1. Just taking at face value what you stated, you have a good case.

2. To determine how good, will require more information.  Probably not worth fighting unless you have at least 65-70% chance of winning.

3. Even if you do win, it will cost you money.  

So answer yourself this question.  Do you think that a properly addressed and serious demand letter and a little bullying will get them to see the error in their ways and settle out of court?  Do you know what kind of people they are and how deep their pockets are?  If they are the type to fight it out, you're probably better off just letting it go and chalking it up to a lesson learned.
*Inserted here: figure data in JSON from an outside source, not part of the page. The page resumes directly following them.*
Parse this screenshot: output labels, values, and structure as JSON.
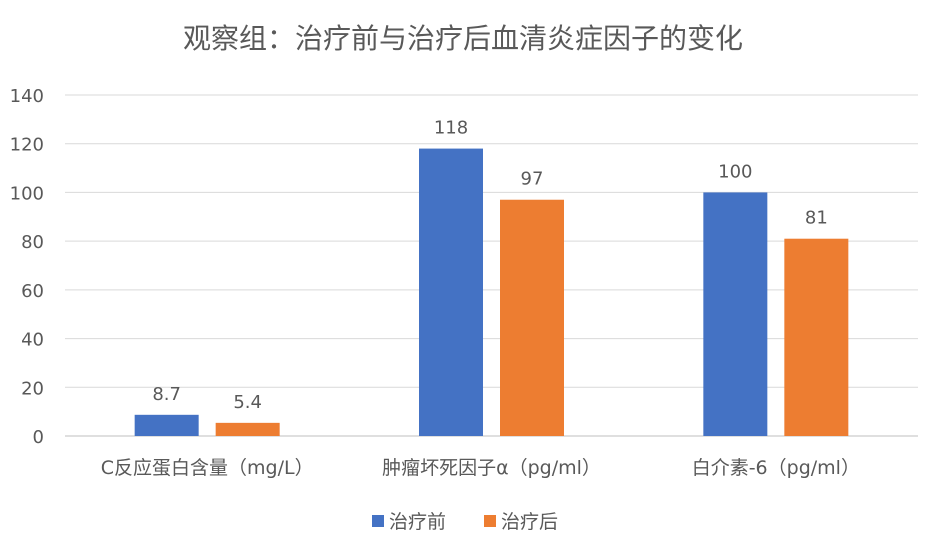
{
  "chart_data": {
    "type": "bar",
    "title": "观察组：治疗前与治疗后血清炎症因子的变化",
    "categories": [
      "C反应蛋白含量（mg/L）",
      "肿瘤坏死因子α（pg/ml）",
      "白介素-6（pg/ml）"
    ],
    "series": [
      {
        "name": "治疗前",
        "values": [
          8.7,
          118,
          100
        ],
        "labels": [
          "8.7",
          "118",
          "100"
        ],
        "color": "#4472C4"
      },
      {
        "name": "治疗后",
        "values": [
          5.4,
          97,
          81
        ],
        "labels": [
          "5.4",
          "97",
          "81"
        ],
        "color": "#ED7D31"
      }
    ],
    "ylim": [
      0,
      140
    ],
    "yticks": [
      "0",
      "20",
      "40",
      "60",
      "80",
      "100",
      "120",
      "140"
    ],
    "xlabel": "",
    "ylabel": "",
    "grid": true,
    "legend": "bottom"
  }
}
Feel free to email or contact me.  Your situation is of interest to me but I am not an attorney.

Update:

 

Thank you all for your input it helped in my resolution to this situation.  I didn’t want to burn my bridge with this client or engage an attorney with all the emotional and monetary expense.  I spoke again with the Managing Partner and I offered to meet in the middle and cut my fee in half.  He thought that was fair and I will still maintain my good relationship with the firm.  He emphasized that he didn’t want me to think he was trying to steal my candidate and I believe him.  I do feel good about this and I think I could have fought to get my entire fee but I believe maintaining good will with this client will benefit me in the long run.

A good deal is when both paties walk away thinking they only got part of what they wanted. Good work.
Sounds like he thought about the situation too and dudn't want to burn his bridge with you.